Berlin. Die traditionellen Extremismus-Kategorien verlieren bei der Erfassung politisch motivierter Straftaten immer mehr an Bedeutung. Wie eine Abfrage der "Welt am Sonntag" ergab, rechneten die Polizeibehörden aus fünf Bundesländern in der ersten Hälfte des laufenden Jahres rund 43 Prozent aller politischen Delikte nicht mehr den Bereichen Links- oder Rechtsextremismus oder Islamismus zu.
Die Fälle wurden vielmehr in der Kategorie "Nicht zuzuordnen" erfasst. Der Anteil der keinem der traditionellen Phänomenbereiche zugeordneten politisch motivierten Straftaten ist zuletzt deutlich gestiegen. Im Jahr 2020 lag er noch bei etwas weniger als 20 Prozent. Im vergangenen Jahre stuften die Polizeibehörden bundesweit bereits 38 aller politischen Delikte als "Nicht zuzuordnen" ein. Statistiken des Bundeskriminalamtes (BKA) zeigen, dass die meisten dieser Fälle im Zusammenhang mit der Corona-Pandemie verübt wurden, etwa von Anhängern der "Querdenker"-Szene. Zu der Abfrage der "Welt am Sonntag" übermitteln die Länder Bayern, Baden-Württemberg, Berlin, Hamburg und Mecklenburg-Vorpommern Zahlen zur Entwicklung der politisch motivierten Kriminalität. Zusammengenommen klassifizierten die dortigen Polizeibehörden in den ersten sechs Monaten dieses Jahres rund 9.900 Gesetzesübertritte als politisch motiviert.

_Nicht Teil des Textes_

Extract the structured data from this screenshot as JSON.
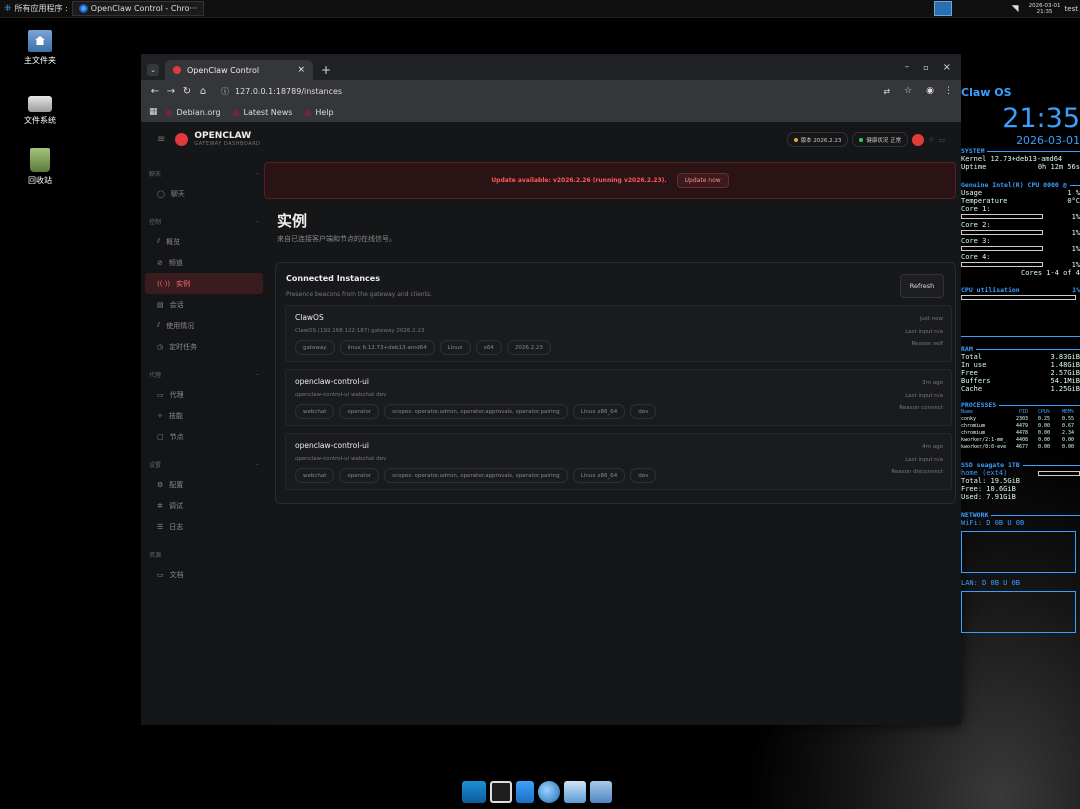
{
  "taskbar": {
    "apps_menu": "所有应用程序 :",
    "active_window": "OpenClaw Control - Chro···",
    "clock_date": "2026-03-01",
    "clock_time": "21:35",
    "user": "test"
  },
  "desktop_icons": [
    {
      "label": "主文件夹",
      "icon": "home-folder-icon"
    },
    {
      "label": "文件系统",
      "icon": "drive-icon"
    },
    {
      "label": "回收站",
      "icon": "trash-icon"
    }
  ],
  "browser": {
    "tab_title": "OpenClaw Control",
    "url": "127.0.0.1:18789/instances",
    "bookmarks": [
      "Debian.org",
      "Latest News",
      "Help"
    ]
  },
  "app": {
    "brand": "OPENCLAW",
    "brand_sub": "GATEWAY DASHBOARD",
    "version_badge": "版本 2026.2.23",
    "health_badge": "健康状况 正常",
    "update_banner": {
      "text": "Update available: v2026.2.26 (running v2026.2.23).",
      "button": "Update now"
    },
    "page_title": "实例",
    "page_subtitle": "来自已连接客户端和节点的在线信号。",
    "card": {
      "title": "Connected Instances",
      "subtitle": "Presence beacons from the gateway and clients.",
      "refresh": "Refresh"
    },
    "instances": [
      {
        "name": "ClawOS",
        "detail": "ClawOS (192.168.122.187) gateway 2026.2.23",
        "tags": [
          "gateway",
          "linux 6.12.73+deb13-amd64",
          "Linux",
          "x64",
          "2026.2.23"
        ],
        "time": "just now",
        "last_input": "Last input n/a",
        "reason": "Reason self"
      },
      {
        "name": "openclaw-control-ui",
        "detail": "openclaw-control-ui webchat dev",
        "tags": [
          "webchat",
          "operator",
          "scopes: operator.admin, operator.approvals, operator.pairing",
          "Linux x86_64",
          "dev"
        ],
        "time": "3m ago",
        "last_input": "Last input n/a",
        "reason": "Reason connect"
      },
      {
        "name": "openclaw-control-ui",
        "detail": "openclaw-control-ui webchat dev",
        "tags": [
          "webchat",
          "operator",
          "scopes: operator.admin, operator.approvals, operator.pairing",
          "Linux x86_64",
          "dev"
        ],
        "time": "4m ago",
        "last_input": "Last input n/a",
        "reason": "Reason disconnect"
      }
    ],
    "sidebar": [
      {
        "group": "聊天",
        "items": [
          {
            "label": "聊天",
            "icon": "chat-icon"
          }
        ]
      },
      {
        "group": "控制",
        "items": [
          {
            "label": "概览",
            "icon": "chart-icon"
          },
          {
            "label": "频道",
            "icon": "link-icon"
          },
          {
            "label": "实例",
            "icon": "broadcast-icon",
            "active": true
          },
          {
            "label": "会话",
            "icon": "document-icon"
          },
          {
            "label": "使用情况",
            "icon": "chart-icon"
          },
          {
            "label": "定时任务",
            "icon": "clock-icon"
          }
        ]
      },
      {
        "group": "代理",
        "items": [
          {
            "label": "代理",
            "icon": "folder-icon"
          },
          {
            "label": "技能",
            "icon": "sparkle-icon"
          },
          {
            "label": "节点",
            "icon": "monitor-icon"
          }
        ]
      },
      {
        "group": "设置",
        "items": [
          {
            "label": "配置",
            "icon": "gear-icon"
          },
          {
            "label": "调试",
            "icon": "bug-icon"
          },
          {
            "label": "日志",
            "icon": "log-icon"
          }
        ]
      },
      {
        "group": "资源",
        "items": [
          {
            "label": "文档",
            "icon": "book-icon"
          }
        ]
      }
    ]
  },
  "conky": {
    "title": "Claw OS",
    "time": "21:35",
    "date": "2026-03-01",
    "system_head": "SYSTEM",
    "kernel": "Kernel 12.73+deb13-amd64",
    "uptime_label": "Uptime",
    "uptime": "0h 12m 56s",
    "cpu_head": "Genuine Intel(R) CPU 0000 @",
    "usage_label": "Usage",
    "usage": "1 %",
    "temp_label": "Temperature",
    "temp": "0°C",
    "cores": [
      {
        "label": "Core 1:",
        "val": "1%"
      },
      {
        "label": "Core 2:",
        "val": "1%"
      },
      {
        "label": "Core 3:",
        "val": "1%"
      },
      {
        "label": "Core 4:",
        "val": "1%"
      }
    ],
    "cores_summary": "Cores 1-4 of 4",
    "cpu_util_label": "CPU utilisation",
    "cpu_util": "1%",
    "ram_head": "RAM",
    "ram": [
      {
        "k": "Total",
        "v": "3.83GiB"
      },
      {
        "k": "In use",
        "v": "1.48GiB"
      },
      {
        "k": "Free",
        "v": "2.57GiB"
      },
      {
        "k": "Buffers",
        "v": "54.1MiB"
      },
      {
        "k": "Cache",
        "v": "1.25GiB"
      }
    ],
    "proc_head": "PROCESSES",
    "proc_cols": [
      "Name",
      "PID",
      "CPU%",
      "MEM%"
    ],
    "procs": [
      [
        "conky",
        "2303",
        "0.25",
        "0.55"
      ],
      [
        "chromium",
        "4479",
        "0.00",
        "0.67"
      ],
      [
        "chromium",
        "4478",
        "0.00",
        "2.34"
      ],
      [
        "kworker/2:1-mm_p",
        "4408",
        "0.00",
        "0.00"
      ],
      [
        "kworker/0:0-events",
        "4677",
        "0.00",
        "0.00"
      ]
    ],
    "ssd_head": "SSD seagate 1TB",
    "ssd_home": "home (ext4)",
    "ssd": [
      {
        "k": "Total:",
        "v": "19.5GiB"
      },
      {
        "k": "Free:",
        "v": "10.6GiB"
      },
      {
        "k": "Used:",
        "v": "7.91GiB"
      }
    ],
    "net_head": "NETWORK",
    "wifi": "WiFi:  D 0B  U 0B",
    "lan": "LAN:  D 0B  U 0B"
  }
}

Das sind rund 300 Fälle weniger als in der ersten Hälfte des Jahres 2021. Damals hatte die politisch motivierte Kriminalität bundesweit ein Allzeithoch erreicht. In Bayern ist die Zahl der politischen Straftaten im Vergleich der ersten Halbjahre 2021 und 2022 auf nunmehr 2.991 registrierte Fälle gesunken. Auch in Hamburg (752 Fälle) und Berlin (2.559) registrierten die Polizeibehörden in von Januar bis Juni dieses Jahrs im Vergleich zum Vorjahreszeitraum Rückgänge der politisch motivierten Kriminalität. In Mecklenburg-Vorpommern verdoppelte sich das Aufkommen hingegen auf nunmehr 1.113 als politisch klassifizierte Delikte.
In Baden-Württemberg erfasste die Polizei 2.248 Fälle. Das ist ein Anstieg von knapp zehn Prozent gegenüber dem Vorjahreszeitraum. Die übrigen Bundesländer verweigerten die Auskunft zur Entwicklung der Zahlen. Die Grünen kritisierten die Erfassungsmethoden der Polizei.

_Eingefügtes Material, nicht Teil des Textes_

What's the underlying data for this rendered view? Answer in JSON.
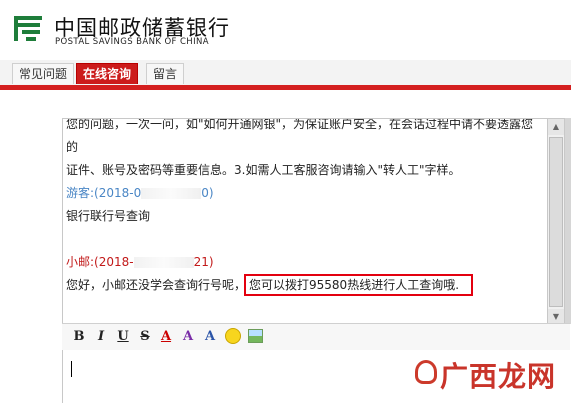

"Wenn rund 40 Prozent aller politisch motivierten Straftaten keiner Kategorie zugeordnet werden, erweckt das den Anschein sicherheitspolitischer Ratlosigkeit", sagte ihr innenpolitischer Sprecher, Marcel Emmerich. Die Linken-Abgeordnete Martina Renner sagte, die Kategorie "Nicht zuzuordnen" werde überwiegend genutzt, um die hohe Zahl rechter Delikte kleinzurechnen.